Économie
Sony assigné à Londres pour abus de position dominante sur ses ventes numériques
_**Le géant japonais doit répondre devant la justice britannique d’une action collective de grande ampleur, qui l’accuse d’avoir imposé des tarifs excessifs aux utilisateurs de sa boutique en ligne pendant près d’une décennie.**_
Un contentieux d’une ampleur considérable s’est ouvert devant la Haute Cour de Londres. Sony Interactive Entertainment, la filiale du groupe japonais, est poursuivi dans le cadre d’une action collective représentant environ 12,2 millions de joueurs britanniques. Le recours, d’une valeur estimée à près de deux milliards de livres sterling, allègue que la société a exploité sa position hégémonique sur le marché des consoles PlayStation pour imposer des prix injustifiés sur les achats de jeux et de contenus via sa plateforme numérique dédiée, le PlayStation Store.
Les plaignants soutiennent que la structure fermée de l’écosystème Sony, où l’accès aux jeux numériques passe obligatoirement par la boutique officielle de la marque, a étouffé toute forme de concurrence réelle. Cette situation aurait permis à l’entreprise de maintenir des marges commerciales jugées disproportionnées, notamment via une commission systématique de 30% prélevée sur chaque transaction. Cette pratique s’appliquerait également aux achats intégrés aux jeux, communément appelés microtransactions.

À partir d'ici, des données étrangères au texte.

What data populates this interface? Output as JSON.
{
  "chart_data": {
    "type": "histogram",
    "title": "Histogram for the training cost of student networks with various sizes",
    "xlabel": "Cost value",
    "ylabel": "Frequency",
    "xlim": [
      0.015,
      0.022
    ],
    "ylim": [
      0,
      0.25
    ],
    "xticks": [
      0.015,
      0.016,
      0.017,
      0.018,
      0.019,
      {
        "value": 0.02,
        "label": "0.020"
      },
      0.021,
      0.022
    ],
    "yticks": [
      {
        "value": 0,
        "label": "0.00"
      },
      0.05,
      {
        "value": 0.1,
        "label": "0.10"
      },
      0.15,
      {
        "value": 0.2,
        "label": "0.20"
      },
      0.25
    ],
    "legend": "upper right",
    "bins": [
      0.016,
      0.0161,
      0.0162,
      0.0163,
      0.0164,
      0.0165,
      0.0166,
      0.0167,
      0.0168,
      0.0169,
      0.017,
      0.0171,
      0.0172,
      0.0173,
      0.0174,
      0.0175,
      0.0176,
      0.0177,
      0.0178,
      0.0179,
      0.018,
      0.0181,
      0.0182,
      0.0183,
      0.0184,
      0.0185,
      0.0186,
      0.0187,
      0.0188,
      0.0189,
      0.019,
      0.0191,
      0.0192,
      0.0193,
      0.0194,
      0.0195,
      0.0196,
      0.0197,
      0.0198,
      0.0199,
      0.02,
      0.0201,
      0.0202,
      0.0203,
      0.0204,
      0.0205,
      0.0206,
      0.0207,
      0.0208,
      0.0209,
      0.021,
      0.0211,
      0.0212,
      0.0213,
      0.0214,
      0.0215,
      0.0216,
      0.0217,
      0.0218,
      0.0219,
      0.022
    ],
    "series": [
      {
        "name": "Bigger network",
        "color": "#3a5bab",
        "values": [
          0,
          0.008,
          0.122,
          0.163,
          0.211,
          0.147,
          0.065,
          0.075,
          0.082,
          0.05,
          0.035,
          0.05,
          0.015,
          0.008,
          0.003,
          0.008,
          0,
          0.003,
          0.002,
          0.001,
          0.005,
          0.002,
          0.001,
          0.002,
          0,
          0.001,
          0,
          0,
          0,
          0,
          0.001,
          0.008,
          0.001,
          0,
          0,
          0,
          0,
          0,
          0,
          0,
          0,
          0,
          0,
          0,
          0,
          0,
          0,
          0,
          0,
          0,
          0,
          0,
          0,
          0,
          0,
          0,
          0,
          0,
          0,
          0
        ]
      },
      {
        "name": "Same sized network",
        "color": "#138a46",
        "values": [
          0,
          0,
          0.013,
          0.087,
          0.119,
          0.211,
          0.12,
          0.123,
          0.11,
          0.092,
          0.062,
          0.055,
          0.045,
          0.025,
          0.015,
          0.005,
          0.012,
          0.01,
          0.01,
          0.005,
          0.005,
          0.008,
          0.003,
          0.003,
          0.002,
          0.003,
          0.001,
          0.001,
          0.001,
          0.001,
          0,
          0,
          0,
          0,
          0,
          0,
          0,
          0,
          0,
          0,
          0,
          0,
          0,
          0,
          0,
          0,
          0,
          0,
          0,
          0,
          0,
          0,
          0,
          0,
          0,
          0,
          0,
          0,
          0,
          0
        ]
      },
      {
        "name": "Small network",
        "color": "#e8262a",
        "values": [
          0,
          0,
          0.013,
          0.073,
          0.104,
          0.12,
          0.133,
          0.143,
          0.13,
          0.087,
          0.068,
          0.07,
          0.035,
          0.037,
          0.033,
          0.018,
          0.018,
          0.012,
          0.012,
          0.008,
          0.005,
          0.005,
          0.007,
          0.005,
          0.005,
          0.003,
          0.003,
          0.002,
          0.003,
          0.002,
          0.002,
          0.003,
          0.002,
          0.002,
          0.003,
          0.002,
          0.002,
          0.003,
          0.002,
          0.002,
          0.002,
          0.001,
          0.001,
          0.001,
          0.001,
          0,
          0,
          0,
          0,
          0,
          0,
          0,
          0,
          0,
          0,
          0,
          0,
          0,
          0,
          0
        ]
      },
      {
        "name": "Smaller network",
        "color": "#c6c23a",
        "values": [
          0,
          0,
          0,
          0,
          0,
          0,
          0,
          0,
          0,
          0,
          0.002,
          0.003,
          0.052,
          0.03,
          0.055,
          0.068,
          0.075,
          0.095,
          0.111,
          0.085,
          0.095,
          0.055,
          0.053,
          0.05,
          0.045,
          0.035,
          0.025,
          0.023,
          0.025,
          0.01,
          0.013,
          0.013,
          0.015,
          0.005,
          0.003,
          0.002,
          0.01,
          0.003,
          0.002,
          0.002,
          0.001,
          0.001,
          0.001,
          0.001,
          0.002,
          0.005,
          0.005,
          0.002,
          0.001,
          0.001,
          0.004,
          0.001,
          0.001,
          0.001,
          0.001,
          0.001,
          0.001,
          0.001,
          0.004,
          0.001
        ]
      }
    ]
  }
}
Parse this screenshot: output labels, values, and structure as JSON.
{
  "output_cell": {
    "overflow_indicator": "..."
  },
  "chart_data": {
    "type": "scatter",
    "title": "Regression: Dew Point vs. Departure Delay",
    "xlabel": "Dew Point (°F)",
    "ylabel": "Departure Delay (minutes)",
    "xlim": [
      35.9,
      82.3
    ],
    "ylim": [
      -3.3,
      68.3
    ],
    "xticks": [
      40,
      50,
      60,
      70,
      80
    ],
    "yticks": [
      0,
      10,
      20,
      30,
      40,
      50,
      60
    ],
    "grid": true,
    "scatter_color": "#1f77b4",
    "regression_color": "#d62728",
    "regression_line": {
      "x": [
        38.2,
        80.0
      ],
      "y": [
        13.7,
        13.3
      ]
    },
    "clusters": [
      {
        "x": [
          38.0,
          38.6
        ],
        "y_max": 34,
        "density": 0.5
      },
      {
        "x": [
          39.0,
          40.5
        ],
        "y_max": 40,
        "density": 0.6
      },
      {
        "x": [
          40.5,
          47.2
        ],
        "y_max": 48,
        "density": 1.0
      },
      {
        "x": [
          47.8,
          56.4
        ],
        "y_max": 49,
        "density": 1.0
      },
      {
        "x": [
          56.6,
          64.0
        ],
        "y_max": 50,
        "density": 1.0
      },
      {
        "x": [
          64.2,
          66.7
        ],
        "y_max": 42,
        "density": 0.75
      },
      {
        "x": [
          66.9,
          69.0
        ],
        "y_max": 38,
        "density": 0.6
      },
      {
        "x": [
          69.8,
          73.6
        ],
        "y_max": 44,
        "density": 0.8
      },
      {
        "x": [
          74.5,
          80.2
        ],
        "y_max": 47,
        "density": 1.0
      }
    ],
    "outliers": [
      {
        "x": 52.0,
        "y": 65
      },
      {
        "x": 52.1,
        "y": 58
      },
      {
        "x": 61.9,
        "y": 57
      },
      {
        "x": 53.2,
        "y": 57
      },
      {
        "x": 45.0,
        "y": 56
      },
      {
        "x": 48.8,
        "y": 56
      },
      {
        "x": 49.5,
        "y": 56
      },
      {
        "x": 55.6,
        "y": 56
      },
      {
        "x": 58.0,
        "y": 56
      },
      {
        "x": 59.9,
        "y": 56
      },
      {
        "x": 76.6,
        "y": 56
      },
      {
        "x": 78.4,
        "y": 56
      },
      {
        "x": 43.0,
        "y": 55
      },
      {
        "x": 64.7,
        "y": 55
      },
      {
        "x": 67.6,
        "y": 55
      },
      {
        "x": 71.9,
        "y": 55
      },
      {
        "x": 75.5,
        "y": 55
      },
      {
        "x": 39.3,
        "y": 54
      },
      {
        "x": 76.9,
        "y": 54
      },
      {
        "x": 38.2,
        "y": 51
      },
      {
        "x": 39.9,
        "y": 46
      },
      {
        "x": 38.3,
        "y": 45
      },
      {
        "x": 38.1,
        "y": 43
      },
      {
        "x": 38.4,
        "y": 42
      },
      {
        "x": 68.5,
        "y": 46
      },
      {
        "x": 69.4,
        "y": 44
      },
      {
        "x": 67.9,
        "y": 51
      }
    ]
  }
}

L’avocat représentant les consommateurs a affirmé en audience que la stratégie commerciale de Sony visait délibérément à exclure toute alternative concurrentielle sur le marché de la distribution numérique pour ses consoles. Pour illustrer le déséquilibre tarifaire allégué, les requérants ont cité l’exemple d’un titre récent, disponible en version numérique à un prix presque double de celui de son équivalent physique chez un grand détaillant spécialisé. Une telle différence, ont-ils fait valoir, contredit la logique économique habituellement observée sur d’autres marchés du divertissement, où le support dématérialisé est généralement proposé à un tarif inférieur.
La défense de Sony a, quant à elle, présenté une vision globale de son modèle économique. L’entreprise argue que la rentabilité de l’ensemble de son écosystème, incluant le matériel et les logiciels, n’est pas excessive. Elle affirme que les prix pratiqués sur sa plateforme sont alignés sur ceux de ses principaux concurrents et restent comparables à ceux des jeux sur support physique. Selon ses arguments, une divergence significative conduirait mécaniquement les consommateurs et les éditeurs de jeux à se tourner vers d’autres canaux de distribution.
Cette procédure, de type « recours collectif », inclut par défaut tous les résidents du Royaume-Uni ayant effectué des achats numériques sur le PlayStation Store depuis 2016, à moins qu’ils n’aient explicitement choisi de s’en exclure. Le jugement, qui interviendra après plusieurs semaines d’audience, pourrait établir un précédent significatif concernant les pratiques commerciales des plateformes numériques propriétaires dans le secteur du jeu vidéo.